Two Plus Two Newer Archives - View Single Post

Wyman · #13 11-18-2007, 08:05 PM

[ QUOTE ]
[ QUOTE ]
"Fastest" time-complexity wise with lots of numbers and bound range would be Radix Sort, assuming no previous knowledge of data being sorted (which allows more special case sorting).

[/ QUOTE ]

Wyman,

I read this quote from the radix wikipedia entry:

When an LSD radix sort processes keys which all have the same fixed length, then the upper bound of the execution time is O(n), where n is the number of keys to be sorted. When processing fixed-length keys, some implementations of LSD radix sorts are slower than O(n · log n) comparison-based sorting algorithms, such as heap sort, unless a sufficiently large amount of input data is processed.
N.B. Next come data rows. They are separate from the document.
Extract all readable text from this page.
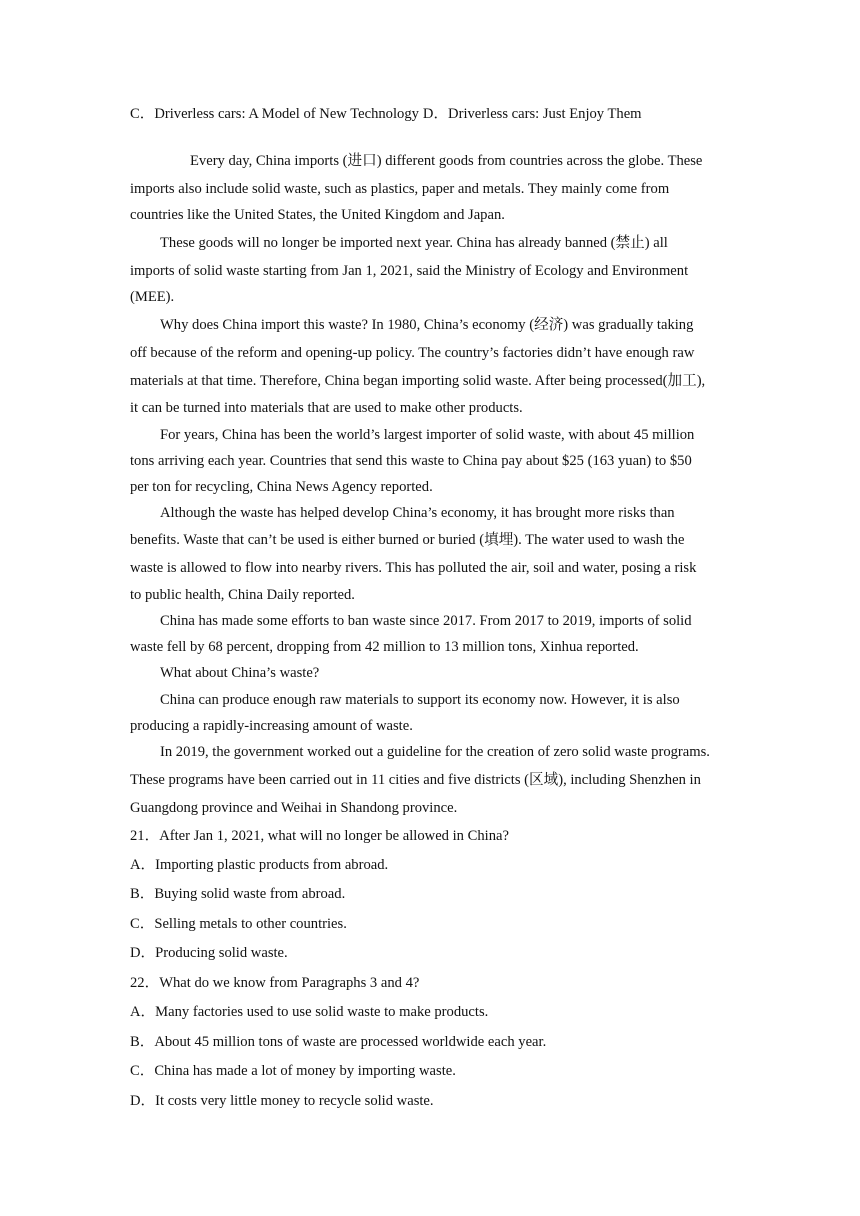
C．Driverless cars: A Model of New Technology D．Driverless cars: Just Enjoy Them
Every day, China imports (进口) different goods from countries across the globe. These
imports also include solid waste, such as plastics, paper and metals. They mainly come from
countries like the United States, the United Kingdom and Japan.
These goods will no longer be imported next year. China has already banned (禁止) all
imports of solid waste starting from Jan 1, 2021, said the Ministry of Ecology and Environment
(MEE).
Why does China import this waste? In 1980, China’s economy (经济) was gradually taking
off because of the reform and opening-up policy. The country’s factories didn’t have enough raw
materials at that time. Therefore, China began importing solid waste. After being processed(加工),
it can be turned into materials that are used to make other products.
For years, China has been the world’s largest importer of solid waste, with about 45 million
tons arriving each year. Countries that send this waste to China pay about $25 (163 yuan) to $50
per ton for recycling, China News Agency reported.
Although the waste has helped develop China’s economy, it has brought more risks than
benefits. Waste that can’t be used is either burned or buried (填埋). The water used to wash the
waste is allowed to flow into nearby rivers. This has polluted the air, soil and water, posing a risk
to public health, China Daily reported.
China has made some efforts to ban waste since 2017. From 2017 to 2019, imports of solid
waste fell by 68 percent, dropping from 42 million to 13 million tons, Xinhua reported.
What about China’s waste?
China can produce enough raw materials to support its economy now. However, it is also
producing a rapidly-increasing amount of waste.
In 2019, the government worked out a guideline for the creation of zero solid waste programs.
These programs have been carried out in 11 cities and five districts (区域), including Shenzhen in
Guangdong province and Weihai in Shandong province.
21．After Jan 1, 2021, what will no longer be allowed in China?
A．Importing plastic products from abroad.
B．Buying solid waste from abroad.
C．Selling metals to other countries.
D．Producing solid waste.
22．What do we know from Paragraphs 3 and 4?
A．Many factories used to use solid waste to make products.
B．About 45 million tons of waste are processed worldwide each year.
C．China has made a lot of money by importing waste.
D．It costs very little money to recycle solid waste.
What a sufficiently large amount of input data precisely is will vary from computer system to computer system and from implementation to implementation.

It is not clear to me what conditions make the radix better than quicksort or heapsort exactly. Could you explain this?

[/ QUOTE ]

Sorry I sort of forgot about this thread.

The idea is (roughly) that an algorithm is O(f(n)) if, as n gets large, an input of size n (in this case, n numbers to be sorted) takes at most C*f(n) time to run (where C is a constant that does not depend on n, and where "time" is usually measured by slowest operations -- perhaps number of comparisons, for instance). You may want to reread this a few times.

Example: I have a list of N numbers. To find the largest element in the list, I can just scroll through the list once. I save the largest-so-far, and I compare each new element to the largest-so-far. This takes O(1) space (the amount of space required is independent of N), and O(N) time (the number of comparisons is at worst linear in N).

Now, as it turns out, if the *size* of the numbers on your list is bounded (e.g. all numbers are < 99999), then a radix sort is O(n), where n is the size of the list to sort. Quicksort and heapsort are O(n log n).

The catch is that buried in the definition of "O", I mentioned that "C". This means that an algorithm that achieves its goal in 10000*N comparisons is O(N). This, of course, may be slower than an algorithm that runs in 3*N log N (which is O(N log N) ) if N is not sufficiently large.

So while an O(N) algorithm is *asymptotically* faster than an O(N log N) algorithm, it's not the case that for every input the O(N) algorithm will run faster than the O(N log N) algorithm.

Aside: If you don't have an upper bound on the size of your numbers, the (provably) fastest sorting algorithms are O(n log n). For the reasons above, most sorting algorithms that are built into software use quicksort (O(n log n)) when n > 7, and something like bubble sort or insertion sort (O(n^2)) when n <= 7. Even though the latter algorithms are slower asymptotically, for small enough instances, they are pretty fast.